The best exercise for older people.

Exercise and nutrition are essential parts of a healthy lifestyle throughout one's life, and as we age our needs are constantly changing. A growing body of research shows how important regular exercise is, especially for older people, and how older people are choosing an active lifestyle over a sedentary one. This article will show you the benefits of exercise for older adults, the seven best forms of exercise for seniors, and a few exercises that may be harmful to seniors' health.

Health Benefits of Exercise in Older Adults

As we age, our biology changes, causing older people to have different reasons to stay fit than younger generations. Although physical fitness provides benefits at all ages, the health advantages enjoyed by physically fit seniors are more notable. Doctors and researchers say that seniors should stay as active as possible without overexerting themselves. For older adults, exercise helps you live a longer, healthier, more joyful life.

More exercise means more independence for seniors:

Seniors who exercise regularly are less likely to be dependent on others. According to Harvard Medical School, regular exercise improves older adults' ability to walk, bathe, cook, eat, dress and use the toilet. If self-reliance is a priority, exercise is one of the best ways for older adults to maintain independence.

Exercise improves balance for older adults:

Falling is a much bigger problem for older adults than for younger people.
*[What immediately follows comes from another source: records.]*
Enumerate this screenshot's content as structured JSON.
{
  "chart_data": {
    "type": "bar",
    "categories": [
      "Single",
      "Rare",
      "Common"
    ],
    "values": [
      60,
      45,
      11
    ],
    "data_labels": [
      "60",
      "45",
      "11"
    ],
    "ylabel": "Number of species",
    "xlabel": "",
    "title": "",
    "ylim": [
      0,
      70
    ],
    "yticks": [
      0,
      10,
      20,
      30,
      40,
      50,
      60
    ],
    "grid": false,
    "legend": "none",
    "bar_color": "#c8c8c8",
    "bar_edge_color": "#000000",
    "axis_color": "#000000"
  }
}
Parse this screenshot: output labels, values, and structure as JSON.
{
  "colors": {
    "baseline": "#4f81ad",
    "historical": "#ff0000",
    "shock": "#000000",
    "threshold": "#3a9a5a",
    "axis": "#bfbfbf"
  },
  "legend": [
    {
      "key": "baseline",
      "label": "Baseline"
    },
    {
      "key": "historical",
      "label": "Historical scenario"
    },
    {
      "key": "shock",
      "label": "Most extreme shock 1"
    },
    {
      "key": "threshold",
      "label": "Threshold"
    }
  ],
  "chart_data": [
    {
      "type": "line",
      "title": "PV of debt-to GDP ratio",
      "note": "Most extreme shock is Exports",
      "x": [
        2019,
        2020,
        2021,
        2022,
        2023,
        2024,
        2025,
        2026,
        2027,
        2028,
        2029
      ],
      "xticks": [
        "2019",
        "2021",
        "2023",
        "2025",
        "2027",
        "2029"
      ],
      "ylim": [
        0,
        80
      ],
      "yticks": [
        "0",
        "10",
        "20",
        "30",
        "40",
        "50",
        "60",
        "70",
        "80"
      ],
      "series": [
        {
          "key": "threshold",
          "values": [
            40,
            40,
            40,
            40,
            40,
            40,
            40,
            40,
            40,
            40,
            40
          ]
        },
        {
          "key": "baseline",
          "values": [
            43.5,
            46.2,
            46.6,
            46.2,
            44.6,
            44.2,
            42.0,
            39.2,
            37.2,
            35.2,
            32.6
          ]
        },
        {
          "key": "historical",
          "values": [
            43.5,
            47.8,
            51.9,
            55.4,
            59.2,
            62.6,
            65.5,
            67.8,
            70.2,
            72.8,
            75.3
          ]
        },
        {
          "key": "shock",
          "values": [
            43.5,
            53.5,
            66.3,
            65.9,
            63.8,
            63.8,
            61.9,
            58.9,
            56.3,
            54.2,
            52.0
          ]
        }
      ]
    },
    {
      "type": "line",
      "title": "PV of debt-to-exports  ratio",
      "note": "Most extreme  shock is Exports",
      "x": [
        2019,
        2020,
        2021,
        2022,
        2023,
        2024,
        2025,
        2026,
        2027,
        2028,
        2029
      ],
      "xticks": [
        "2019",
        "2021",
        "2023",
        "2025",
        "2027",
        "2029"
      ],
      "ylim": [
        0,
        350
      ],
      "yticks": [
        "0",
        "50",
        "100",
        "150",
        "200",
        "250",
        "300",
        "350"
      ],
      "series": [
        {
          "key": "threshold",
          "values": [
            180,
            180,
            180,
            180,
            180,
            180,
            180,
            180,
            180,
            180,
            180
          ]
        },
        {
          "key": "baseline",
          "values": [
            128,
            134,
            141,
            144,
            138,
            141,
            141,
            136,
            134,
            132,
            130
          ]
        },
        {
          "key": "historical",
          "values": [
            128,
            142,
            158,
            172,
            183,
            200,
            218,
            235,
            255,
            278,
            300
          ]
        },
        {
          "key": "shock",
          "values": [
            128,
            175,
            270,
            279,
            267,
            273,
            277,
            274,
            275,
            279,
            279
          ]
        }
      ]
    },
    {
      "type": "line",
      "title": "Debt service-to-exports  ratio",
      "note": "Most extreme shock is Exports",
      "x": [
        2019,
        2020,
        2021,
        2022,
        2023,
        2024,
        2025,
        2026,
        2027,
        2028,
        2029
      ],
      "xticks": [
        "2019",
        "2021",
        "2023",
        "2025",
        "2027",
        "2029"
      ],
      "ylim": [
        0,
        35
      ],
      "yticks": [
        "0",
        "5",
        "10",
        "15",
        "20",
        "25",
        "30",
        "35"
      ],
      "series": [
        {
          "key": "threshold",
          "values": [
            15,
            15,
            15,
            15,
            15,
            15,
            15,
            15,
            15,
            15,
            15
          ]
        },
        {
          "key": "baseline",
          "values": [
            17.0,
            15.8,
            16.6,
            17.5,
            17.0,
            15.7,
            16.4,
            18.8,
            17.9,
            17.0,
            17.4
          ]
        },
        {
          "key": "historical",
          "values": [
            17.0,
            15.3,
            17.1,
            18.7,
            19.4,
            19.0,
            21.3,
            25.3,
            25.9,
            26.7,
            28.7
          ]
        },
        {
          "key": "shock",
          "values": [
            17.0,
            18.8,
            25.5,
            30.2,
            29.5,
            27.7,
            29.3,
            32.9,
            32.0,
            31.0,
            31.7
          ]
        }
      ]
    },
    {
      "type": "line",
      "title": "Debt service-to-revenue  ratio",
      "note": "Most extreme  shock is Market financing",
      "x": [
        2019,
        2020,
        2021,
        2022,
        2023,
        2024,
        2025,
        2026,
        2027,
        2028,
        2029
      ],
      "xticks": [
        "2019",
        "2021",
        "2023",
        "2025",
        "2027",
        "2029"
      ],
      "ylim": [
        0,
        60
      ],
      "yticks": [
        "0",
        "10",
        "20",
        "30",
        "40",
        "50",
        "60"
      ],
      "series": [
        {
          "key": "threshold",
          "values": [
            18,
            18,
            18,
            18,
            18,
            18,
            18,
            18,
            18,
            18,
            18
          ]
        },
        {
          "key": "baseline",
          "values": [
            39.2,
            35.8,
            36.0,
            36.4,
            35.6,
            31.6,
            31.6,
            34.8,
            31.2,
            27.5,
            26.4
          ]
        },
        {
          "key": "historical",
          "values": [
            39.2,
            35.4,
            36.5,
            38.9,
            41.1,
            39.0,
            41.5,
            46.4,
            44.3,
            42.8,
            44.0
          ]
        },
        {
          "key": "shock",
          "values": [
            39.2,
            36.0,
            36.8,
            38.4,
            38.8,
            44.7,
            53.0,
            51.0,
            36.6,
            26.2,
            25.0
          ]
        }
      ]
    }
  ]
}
According to the National Council on Aging, every 11 seconds an older adult is admitted to the emergency room with a fall-related injury, and every 19 minutes a senior dies from a fall. Although no two falls are alike and preventing falls is very complex, regular exercise reduces the likelihood of a fall by 23%.

Regular exercise means more energy:

Although it may seem counter-intuitive, being sedentary tires you out and being active gives you more energy. Any amount of exercise promotes the release of endorphins, essential neurotransmitters linked to pain relief and a sense of well-being. Endorphins fight stress hormones, promote healthy sleep, and generally make you feel more lively and energetic.

Exercise helps prevent and prevent diseases:

Heart disease, osteoporosis, depression, and diabetes are common and often fatal diseases among older adults. Fortunately, adopting a more active lifestyle can contribute to the prevention of these diseases or reduce the unpleasant symptoms of these diseases if they already exist. If you're at risk of disease, exercise may be the key to avoiding an unpleasant condition.

Regular exercise improves brain functions:

One of the most remarkable developments in health science is the revelation that the mind and body are much more closely connected. A healthy body likely means a healthy mind, and seniors who exercise regularly have improved cognitive health, according to research from NCBI. More recently, a study by the Alzheimer's Research and Prevention Foundation showed that regular exercise reduces your risk of developing Alzheimer's disease or dementia by about 50%.